Rackspace, a cloud-hosting firm, is more familiar with tax liabilities than most of its peers. The San Antonio–based company has gone before the Texas House of Representative’s Ways and Means committee twice in the past two years, imploring it to stop charging its customers sales taxes whenever they use a Texas-based Rackspace server. The company also wanted the state to stop charging Rackspace a margin tax — essentially a fee for the privilege of doing business in the state — on business the company conducts with out-of-state customers.
Rackspace’s lobbying was partly successful. Last summer the House passed a bill allowing the company to avoid collecting sales tax from out-of-state users, which made its customers happy. But Rackspace’s margin-tax problem remains. Consequently, the company is now focusing on building data centers in such cloud-friendly states as Virginia and Illinois that forgive property taxes for a period of time and don’t collect sales tax on out-of-state business. As for Texas, Rackspace executives say they are never going to build another data center there . . . at least until the state changes its tax policies.
Although Rackspace executives declined to estimate the total margin tax the company pays Texas, or its impact on its bottom line, from the fact that it is avoiding building new facilities in the state one can assume it’s not trivial.
The lesson for finance heads and tax officials? It’s time to buddy up.
But that’s a lesson too many companies have yet not learned. A survey of 200 U.S. companies conducted in May and released this month by audit, tax, and advisory firm KPMG found that 52% of senior corporate tax officials are not regularly involved in their companies’ discussions about moving operations to the cloud. And leaving those executives out, respondents said, could hinder the tax department’s ability to face challenges associated with doing business in the cloud. That includes correctly identifying and calculating tax obligations, as well as keeping up with regulations necessary for correctly filing returns across a variety of jurisdictions.

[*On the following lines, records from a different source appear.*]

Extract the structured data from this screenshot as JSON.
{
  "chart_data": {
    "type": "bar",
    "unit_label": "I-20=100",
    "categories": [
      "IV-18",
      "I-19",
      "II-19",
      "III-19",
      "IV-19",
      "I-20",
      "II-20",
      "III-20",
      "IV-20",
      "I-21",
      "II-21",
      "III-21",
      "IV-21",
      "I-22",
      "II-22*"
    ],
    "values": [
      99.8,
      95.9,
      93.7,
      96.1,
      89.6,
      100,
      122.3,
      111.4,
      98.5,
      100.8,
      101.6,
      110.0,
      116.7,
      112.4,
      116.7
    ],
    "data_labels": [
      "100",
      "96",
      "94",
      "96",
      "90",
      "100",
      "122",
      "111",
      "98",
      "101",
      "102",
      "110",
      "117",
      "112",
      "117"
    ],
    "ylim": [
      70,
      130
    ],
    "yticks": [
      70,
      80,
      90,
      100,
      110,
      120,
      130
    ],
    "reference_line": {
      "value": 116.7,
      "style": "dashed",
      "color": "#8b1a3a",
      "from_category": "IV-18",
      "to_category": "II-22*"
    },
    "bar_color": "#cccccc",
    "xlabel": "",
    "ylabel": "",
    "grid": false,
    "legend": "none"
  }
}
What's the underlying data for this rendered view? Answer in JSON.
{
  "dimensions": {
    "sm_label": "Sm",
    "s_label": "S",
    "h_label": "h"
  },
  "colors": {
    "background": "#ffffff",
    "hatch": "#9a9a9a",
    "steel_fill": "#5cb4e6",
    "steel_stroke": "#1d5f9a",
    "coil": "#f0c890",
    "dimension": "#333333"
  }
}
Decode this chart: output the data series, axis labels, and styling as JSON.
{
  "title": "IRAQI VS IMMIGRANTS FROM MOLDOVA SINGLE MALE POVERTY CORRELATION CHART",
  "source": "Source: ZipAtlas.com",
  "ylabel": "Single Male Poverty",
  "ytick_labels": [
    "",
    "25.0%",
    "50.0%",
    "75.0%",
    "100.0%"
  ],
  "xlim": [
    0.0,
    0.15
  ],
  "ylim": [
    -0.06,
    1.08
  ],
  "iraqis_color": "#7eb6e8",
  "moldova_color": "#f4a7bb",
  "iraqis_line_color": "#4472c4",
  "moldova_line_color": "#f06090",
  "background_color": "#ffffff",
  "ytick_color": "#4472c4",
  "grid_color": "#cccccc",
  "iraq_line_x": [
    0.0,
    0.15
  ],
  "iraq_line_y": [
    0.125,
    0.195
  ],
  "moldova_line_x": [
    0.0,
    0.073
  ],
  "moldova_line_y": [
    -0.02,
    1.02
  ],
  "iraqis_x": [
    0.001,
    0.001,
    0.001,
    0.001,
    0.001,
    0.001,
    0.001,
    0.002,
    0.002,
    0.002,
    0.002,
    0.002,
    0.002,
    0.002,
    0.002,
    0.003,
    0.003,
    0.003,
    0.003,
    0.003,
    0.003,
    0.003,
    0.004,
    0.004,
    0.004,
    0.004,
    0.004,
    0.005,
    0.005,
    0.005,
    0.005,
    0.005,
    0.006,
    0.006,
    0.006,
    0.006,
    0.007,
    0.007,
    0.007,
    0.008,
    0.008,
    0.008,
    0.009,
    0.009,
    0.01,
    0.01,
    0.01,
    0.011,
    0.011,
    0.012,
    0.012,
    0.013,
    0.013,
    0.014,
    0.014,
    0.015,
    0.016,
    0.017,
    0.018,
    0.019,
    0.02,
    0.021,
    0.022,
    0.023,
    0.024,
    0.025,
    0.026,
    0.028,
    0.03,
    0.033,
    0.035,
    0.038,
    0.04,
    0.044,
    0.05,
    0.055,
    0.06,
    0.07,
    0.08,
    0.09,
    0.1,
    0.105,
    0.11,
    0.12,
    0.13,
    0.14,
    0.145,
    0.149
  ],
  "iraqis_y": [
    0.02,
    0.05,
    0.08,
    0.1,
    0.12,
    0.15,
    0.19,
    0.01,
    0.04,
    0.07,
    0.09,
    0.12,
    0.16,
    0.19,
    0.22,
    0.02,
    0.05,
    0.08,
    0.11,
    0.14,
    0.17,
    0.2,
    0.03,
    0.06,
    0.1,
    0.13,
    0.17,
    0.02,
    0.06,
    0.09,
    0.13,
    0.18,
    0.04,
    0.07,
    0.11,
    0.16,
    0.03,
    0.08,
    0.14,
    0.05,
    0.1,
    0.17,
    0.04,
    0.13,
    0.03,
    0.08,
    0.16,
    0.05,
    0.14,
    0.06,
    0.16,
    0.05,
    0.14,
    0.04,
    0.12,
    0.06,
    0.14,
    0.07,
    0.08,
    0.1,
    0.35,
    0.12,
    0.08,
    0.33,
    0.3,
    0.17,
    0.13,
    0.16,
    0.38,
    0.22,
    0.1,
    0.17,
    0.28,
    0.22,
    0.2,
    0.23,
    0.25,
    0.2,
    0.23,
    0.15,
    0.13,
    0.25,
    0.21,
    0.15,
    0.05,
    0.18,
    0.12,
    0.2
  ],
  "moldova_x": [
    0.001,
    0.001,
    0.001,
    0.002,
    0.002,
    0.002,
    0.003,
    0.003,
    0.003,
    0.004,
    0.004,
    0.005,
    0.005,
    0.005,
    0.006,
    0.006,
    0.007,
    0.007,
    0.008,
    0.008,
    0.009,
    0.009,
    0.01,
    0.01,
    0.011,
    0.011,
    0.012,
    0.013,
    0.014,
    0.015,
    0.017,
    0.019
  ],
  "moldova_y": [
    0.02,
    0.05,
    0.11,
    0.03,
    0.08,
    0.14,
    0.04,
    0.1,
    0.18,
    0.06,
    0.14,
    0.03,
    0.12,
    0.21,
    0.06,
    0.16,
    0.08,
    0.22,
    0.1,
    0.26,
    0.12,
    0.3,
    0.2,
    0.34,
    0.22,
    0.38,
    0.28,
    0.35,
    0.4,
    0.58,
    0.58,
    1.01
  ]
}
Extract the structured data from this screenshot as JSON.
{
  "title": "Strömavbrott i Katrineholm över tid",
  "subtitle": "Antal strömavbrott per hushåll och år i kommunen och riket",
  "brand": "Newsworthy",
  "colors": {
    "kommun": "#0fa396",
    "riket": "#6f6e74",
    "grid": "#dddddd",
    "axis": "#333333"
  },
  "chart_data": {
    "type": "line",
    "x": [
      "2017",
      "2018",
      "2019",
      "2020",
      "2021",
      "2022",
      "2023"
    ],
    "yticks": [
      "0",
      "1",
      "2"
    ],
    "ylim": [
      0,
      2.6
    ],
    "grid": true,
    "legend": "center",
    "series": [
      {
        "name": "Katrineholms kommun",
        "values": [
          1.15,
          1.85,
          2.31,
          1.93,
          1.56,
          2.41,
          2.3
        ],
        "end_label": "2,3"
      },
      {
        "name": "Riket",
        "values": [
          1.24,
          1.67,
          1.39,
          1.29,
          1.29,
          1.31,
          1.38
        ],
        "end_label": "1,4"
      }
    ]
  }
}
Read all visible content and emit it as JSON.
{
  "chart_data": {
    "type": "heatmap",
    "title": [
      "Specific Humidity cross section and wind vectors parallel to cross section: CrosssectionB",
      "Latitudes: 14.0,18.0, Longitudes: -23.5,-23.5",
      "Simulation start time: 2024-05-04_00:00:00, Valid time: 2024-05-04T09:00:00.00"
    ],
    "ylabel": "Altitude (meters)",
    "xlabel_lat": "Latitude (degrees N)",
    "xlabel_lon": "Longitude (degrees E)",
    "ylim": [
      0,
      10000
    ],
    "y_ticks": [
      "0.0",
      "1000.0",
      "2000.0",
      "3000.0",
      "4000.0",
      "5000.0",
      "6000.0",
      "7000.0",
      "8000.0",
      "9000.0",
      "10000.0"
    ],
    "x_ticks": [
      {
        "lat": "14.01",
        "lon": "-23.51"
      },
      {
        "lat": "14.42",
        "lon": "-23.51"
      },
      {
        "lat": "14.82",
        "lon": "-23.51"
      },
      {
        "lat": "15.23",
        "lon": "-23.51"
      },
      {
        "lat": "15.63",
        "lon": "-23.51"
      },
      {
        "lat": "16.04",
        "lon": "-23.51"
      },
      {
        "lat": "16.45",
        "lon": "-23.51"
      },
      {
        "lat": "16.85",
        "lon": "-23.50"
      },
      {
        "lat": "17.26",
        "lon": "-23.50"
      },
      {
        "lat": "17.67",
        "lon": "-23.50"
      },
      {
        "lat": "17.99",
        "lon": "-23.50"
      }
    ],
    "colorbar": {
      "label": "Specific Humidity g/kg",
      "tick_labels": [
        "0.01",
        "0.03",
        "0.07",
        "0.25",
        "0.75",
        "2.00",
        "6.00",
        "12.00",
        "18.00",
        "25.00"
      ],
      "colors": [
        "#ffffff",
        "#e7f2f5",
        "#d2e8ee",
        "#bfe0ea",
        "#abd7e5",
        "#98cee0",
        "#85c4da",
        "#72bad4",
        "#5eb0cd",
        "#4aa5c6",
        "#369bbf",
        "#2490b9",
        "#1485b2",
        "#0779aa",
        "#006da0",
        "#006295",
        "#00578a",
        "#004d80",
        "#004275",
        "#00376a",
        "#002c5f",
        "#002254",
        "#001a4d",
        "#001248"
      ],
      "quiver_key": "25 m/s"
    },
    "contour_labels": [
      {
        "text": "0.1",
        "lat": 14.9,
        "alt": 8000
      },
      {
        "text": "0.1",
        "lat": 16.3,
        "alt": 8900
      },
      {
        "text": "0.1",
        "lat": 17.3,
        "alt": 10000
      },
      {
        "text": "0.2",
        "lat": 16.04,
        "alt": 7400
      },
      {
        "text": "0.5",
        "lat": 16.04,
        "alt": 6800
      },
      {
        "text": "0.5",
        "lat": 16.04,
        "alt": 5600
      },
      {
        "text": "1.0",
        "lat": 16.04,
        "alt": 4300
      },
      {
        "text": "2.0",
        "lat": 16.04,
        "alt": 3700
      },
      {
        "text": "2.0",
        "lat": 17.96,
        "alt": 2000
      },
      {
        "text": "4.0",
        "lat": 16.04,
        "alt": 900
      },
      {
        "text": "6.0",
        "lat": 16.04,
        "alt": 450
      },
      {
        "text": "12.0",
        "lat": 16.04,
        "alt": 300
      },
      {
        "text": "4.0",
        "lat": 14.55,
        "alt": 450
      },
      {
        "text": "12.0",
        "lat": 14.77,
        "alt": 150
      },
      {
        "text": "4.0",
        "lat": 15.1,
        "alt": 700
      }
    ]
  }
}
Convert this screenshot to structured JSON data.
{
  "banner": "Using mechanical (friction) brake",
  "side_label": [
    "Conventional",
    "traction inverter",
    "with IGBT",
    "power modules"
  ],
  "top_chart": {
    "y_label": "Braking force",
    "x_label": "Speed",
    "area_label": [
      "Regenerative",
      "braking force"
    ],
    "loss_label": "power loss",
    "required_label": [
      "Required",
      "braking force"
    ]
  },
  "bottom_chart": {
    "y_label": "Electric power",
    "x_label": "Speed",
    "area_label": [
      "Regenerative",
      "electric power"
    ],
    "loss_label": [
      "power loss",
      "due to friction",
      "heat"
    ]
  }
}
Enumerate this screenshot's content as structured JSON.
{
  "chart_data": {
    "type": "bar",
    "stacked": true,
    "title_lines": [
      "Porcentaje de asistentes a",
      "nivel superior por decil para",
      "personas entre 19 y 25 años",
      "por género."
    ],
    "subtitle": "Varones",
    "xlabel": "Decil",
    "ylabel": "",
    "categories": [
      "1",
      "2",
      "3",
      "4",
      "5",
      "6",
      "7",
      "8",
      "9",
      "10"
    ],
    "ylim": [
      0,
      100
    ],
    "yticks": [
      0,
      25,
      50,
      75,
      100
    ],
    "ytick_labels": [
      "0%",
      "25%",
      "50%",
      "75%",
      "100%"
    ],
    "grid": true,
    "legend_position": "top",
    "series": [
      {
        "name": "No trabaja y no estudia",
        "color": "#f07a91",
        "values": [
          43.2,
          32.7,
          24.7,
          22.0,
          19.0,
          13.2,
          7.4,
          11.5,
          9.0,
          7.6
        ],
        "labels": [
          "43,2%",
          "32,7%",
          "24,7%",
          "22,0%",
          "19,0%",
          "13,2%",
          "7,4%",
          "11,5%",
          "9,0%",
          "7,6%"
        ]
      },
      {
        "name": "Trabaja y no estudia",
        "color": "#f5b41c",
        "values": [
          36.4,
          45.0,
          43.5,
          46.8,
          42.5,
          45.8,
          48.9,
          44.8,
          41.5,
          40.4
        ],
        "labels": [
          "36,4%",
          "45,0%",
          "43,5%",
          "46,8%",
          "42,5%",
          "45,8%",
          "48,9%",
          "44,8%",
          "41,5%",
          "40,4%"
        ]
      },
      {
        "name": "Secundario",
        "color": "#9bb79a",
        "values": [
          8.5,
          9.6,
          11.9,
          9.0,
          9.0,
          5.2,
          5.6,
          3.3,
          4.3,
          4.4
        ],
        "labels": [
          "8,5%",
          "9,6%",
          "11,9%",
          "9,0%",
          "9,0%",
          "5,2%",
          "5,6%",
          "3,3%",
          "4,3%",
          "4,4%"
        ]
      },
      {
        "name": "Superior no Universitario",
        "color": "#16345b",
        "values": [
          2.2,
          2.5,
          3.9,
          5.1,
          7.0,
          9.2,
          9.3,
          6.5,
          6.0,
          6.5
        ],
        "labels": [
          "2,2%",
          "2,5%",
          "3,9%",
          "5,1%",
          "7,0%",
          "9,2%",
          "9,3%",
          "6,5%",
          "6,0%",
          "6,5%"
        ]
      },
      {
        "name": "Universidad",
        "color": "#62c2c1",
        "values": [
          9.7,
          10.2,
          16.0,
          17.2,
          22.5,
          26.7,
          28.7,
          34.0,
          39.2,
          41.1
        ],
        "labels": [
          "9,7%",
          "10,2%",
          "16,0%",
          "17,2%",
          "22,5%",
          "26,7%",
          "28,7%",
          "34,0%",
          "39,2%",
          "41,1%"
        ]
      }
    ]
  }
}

Rackspace found out the hard way how important it was to involve its tax department in its strategic planning. Chris Rosas, the company’s global tax director, says he didn’t become involved in Rackspace’s cloud decision-making until a couple of years ago, when states began becoming more aggressive about taxing cloud operations, especially trying to collect sales taxes whether or not the company had a physical presence (or nexus) in the state. Now Joe Saporito, chief accounting officer at Rackspace, calls the company’s decision-making process “very collaborative.”
“These issues are way too complex,” says Saporito. “So there are financial decisions and accounting decisions where we need [Rosas] to help us understand what the tax climate is. We’re trying to project years in the future, so obviously it requires a lot of expertise.”
Rosas says his department actively monitors the taxability of Rackspace’s cloud services globally, as well as across all 50 states. “It’s only a matter of time,” he says, “before other countries start finding a way to tax payments that have traditionally not been taxed across borders.” He suggests tax departments of any company deploying cloud projects monitor their nexus accordingly.
“Other companies need to understand the implications to them of where the services are provided, how the [services are] viewed by the locality or jurisdiction they have nexus in, and whether or not the cloud provider will have nexus where they don’t have a visible location,” says Rosas.
Rackspace isn’t every company. It’s a provider. The cloud is its lifeblood. But cloud customers also need to be alert when it comes to cloud-tax policy, says Joel Waterfield, a senior manager at Grant Thornton.
For a cloud-service purchaser, a shift from physically owned assets to cloud-based services could be accompanied by a shift in tax structure that might drastically alter the amount of taxes it pays on a recurring basis, says Waterfield. “Senior tax officials, if given the opportunity, could assist management in better recognizing the overall cost associated with [the] purchase of cloud service.”
Further, if the tax department has not made the tax-planning changes required in the company’s migration from a traditional model to a cloud-service model, that could negatively affect the company’s income statement in the form of possible unexpected tax assessments, says Waterfield, which could lead to earnings restatements. And no CFO wants that.
His advice for CFOs?
“Don’t just think of the tax department as a compliance shop,” says Waterfield. “It should also be considered a profit center. If given the proper resources, and access to information, it can provide the company the ability to become competitive in the marketplace either from assistance in calculating the proper price point or reducing overall tax expense on purchases.”
The takeaway? If CFOs listen to their tax guys, they might learn something. Rackspace did.